Birdinground served 15 years of his original 24-year sentence for assaulting his estranged girlfriend and killing his uncle, Emerson Pickett, after a night of drinking in 2003.

U.S. District Judge Susan Watters expressed unease over Birdinground’s release but said she was bound under a 2015 Supreme Court ruling and encouraged prosecutors to appeal.

“‘How in the world could second-degree murder not be a crime of violence?’ I get that,” Watters said to Pickett’s family during Thursday’s hearing. “I have to follow the law.”

Birdinground was found guilty of assault and murder, but the issue hinges on his conviction of using a firearm during a violent crime.

Watters threw out the firearm conviction last month, citing the 2015 ruling and saying the U.S. law behind the weapons charge was so vague as to be unconstitutional.

She had written that neither second-degree murder nor assault is itself considered a “crime of violence” under federal law. That’s because the assault and murder may have been committed recklessly rather than intentionally, as is required to be considered a violent crime.

The legal explanations behind Birdinground’s release provided scant solace for Pickett’s family.

His 72-year-old aunt, Myra Lefthand, said she had always assumed Birdinground would remain in prison until after she died. Pickett’s daughter, Jena, said the release brought back all the pain she felt when she was 13 and her father was killed.

“We’re not healed, and we’re never going to heal,” Jena Pickett said.

Under his new sentence, Birdinground will be supervised by a probation officer for the next five years. He expressed no remorse over the killing but said he would “try to stay as far away as I can” from the reservation.

He was ordered to have no contact with the victim’s family and to remain in Billings for now. Pickett’s daughters live across the street from the defendant’s mother on the Crow reservation and were worried that he would want to return home.

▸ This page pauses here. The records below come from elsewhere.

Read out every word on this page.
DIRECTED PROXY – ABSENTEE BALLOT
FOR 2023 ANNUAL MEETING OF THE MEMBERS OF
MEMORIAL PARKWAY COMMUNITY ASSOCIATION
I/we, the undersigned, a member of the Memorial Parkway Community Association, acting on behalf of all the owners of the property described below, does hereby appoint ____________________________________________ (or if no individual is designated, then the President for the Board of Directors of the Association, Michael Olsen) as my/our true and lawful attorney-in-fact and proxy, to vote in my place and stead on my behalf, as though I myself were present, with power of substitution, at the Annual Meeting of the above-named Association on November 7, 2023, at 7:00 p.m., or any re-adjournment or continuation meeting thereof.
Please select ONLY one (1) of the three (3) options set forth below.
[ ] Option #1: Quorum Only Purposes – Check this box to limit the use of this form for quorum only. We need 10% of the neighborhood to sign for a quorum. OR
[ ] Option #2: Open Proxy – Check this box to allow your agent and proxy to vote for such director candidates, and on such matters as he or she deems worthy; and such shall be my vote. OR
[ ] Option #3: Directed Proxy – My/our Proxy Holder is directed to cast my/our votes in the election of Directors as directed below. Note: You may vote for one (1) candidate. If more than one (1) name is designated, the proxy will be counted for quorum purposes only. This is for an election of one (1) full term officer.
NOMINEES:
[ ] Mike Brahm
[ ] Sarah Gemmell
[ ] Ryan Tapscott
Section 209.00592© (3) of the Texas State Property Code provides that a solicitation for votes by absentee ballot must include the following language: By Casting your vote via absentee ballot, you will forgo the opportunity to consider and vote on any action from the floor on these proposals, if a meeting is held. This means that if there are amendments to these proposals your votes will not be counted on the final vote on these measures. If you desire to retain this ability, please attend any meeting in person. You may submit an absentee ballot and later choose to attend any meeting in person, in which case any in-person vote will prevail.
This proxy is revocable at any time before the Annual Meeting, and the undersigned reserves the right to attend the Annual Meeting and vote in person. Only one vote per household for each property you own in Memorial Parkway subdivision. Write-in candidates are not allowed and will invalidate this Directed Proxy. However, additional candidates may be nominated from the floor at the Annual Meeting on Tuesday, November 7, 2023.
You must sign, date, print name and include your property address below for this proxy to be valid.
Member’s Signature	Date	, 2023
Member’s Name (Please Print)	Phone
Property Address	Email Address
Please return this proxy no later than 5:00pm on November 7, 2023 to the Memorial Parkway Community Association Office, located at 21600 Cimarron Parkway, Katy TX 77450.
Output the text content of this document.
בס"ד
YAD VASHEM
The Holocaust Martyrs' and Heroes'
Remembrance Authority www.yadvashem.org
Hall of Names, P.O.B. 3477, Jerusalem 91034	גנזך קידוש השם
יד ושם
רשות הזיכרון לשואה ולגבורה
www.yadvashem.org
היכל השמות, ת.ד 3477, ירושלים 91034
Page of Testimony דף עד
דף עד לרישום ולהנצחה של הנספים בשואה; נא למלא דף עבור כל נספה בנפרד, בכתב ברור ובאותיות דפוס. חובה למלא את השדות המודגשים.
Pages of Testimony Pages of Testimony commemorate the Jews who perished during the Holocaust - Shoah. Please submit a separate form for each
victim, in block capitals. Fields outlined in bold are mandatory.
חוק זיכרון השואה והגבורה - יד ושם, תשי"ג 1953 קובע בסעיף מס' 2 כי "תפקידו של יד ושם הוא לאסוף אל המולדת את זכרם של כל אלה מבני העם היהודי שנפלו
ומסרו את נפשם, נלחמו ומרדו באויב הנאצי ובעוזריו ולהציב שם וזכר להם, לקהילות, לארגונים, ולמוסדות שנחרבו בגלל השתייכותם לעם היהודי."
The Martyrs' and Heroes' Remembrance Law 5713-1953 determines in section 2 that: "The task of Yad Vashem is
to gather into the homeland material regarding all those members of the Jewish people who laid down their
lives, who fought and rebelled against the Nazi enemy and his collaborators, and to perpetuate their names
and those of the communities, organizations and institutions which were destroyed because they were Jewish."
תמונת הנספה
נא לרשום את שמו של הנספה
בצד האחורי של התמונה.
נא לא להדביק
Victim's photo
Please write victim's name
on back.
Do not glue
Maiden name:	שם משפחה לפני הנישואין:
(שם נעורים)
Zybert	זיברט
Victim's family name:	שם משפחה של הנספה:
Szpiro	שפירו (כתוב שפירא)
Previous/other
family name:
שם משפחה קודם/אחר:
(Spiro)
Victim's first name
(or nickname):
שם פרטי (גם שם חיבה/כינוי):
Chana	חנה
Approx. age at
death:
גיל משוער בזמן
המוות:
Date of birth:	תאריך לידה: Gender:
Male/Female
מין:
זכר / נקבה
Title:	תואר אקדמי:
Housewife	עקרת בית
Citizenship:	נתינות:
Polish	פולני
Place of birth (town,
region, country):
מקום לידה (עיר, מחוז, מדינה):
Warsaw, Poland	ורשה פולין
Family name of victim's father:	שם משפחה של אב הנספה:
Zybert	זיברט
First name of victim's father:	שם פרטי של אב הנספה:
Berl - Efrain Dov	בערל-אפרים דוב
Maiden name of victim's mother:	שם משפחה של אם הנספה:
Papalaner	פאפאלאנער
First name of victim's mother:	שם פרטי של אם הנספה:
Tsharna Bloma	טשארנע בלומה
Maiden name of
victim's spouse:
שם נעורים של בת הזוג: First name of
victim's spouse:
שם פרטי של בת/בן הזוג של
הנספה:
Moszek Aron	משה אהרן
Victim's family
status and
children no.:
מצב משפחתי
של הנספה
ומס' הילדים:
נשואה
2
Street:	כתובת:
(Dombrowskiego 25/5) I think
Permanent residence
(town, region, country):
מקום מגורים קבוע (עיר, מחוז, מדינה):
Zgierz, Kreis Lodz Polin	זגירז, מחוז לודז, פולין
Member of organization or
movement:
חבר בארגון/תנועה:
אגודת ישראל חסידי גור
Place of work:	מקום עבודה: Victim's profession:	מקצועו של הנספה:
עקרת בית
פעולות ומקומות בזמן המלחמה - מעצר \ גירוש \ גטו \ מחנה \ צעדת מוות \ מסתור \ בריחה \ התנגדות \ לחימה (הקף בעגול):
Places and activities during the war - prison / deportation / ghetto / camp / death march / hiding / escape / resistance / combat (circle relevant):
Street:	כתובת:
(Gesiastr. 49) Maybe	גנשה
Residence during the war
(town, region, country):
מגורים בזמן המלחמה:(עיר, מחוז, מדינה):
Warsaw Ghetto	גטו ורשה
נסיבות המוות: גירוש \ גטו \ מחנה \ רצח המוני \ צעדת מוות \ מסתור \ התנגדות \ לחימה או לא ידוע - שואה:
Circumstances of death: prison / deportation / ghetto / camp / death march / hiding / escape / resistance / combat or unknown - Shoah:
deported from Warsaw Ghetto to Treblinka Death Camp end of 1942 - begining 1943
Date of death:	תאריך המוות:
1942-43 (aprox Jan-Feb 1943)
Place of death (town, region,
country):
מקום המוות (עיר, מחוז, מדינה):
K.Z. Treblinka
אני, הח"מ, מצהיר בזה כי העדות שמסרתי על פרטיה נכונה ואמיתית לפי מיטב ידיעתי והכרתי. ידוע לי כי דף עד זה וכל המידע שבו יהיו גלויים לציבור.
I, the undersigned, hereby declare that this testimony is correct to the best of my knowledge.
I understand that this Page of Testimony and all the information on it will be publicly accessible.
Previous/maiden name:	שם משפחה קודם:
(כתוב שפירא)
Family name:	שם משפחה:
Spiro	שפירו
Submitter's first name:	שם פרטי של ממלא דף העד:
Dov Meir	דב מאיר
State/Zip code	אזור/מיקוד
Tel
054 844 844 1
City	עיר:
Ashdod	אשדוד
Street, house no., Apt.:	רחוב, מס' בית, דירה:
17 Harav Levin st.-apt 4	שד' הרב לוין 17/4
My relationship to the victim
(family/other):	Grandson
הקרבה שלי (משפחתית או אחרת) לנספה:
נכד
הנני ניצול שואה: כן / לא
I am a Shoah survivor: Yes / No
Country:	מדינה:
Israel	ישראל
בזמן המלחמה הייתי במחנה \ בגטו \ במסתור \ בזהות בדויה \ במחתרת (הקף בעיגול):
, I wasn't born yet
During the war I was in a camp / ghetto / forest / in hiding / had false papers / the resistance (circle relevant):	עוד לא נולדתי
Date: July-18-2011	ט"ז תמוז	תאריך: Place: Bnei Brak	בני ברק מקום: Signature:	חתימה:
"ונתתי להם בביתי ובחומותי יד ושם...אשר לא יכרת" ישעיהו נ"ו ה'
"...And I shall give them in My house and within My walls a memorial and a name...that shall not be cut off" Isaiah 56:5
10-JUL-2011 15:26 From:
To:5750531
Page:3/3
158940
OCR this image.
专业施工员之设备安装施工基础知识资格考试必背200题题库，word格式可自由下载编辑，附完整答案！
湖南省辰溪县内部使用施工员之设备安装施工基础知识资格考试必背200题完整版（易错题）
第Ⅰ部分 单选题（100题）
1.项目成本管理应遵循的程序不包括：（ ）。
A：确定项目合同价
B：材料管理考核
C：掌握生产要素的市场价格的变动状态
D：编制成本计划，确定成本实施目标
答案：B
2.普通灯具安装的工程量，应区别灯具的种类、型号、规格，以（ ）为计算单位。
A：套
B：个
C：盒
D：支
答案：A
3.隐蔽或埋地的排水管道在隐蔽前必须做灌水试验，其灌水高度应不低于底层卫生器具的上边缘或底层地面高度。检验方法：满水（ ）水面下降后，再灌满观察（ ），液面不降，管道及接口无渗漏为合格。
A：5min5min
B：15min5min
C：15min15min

Suek, the prosecutor, pledged to keep pursuing the case and try to send Birdinground back to prison.

“We do believe Mr. Birdinground will be back in the courtroom, and we will be able to revive the original sentence,” she said.

Prosecutors in Montana will be consulting with the U.S. Solicitor General’s Office to decide on an appeal, said Leif Johnson, first assistant U.S. Attorney for Montana.

The full ramifications of the 2015 Supreme Court ruling are still being determined, and it’s already come up in other cases.

The justices overturned an enhanced sentence given to Samuel Johnson, a white supremacist whose crimes included being a felon in possession of a firearm. Writing for the majority, Justice Antonin Scalia said Johnson’s right to due process had been violated because the 1984 federal law on which his sentence was based included sections so vague that the law could be misused.

Numerous appeals are pending to determine how broadly the ruling applies to other federal laws that use the same or similar language to define a violent felony, the federal prosecutor in Montana said.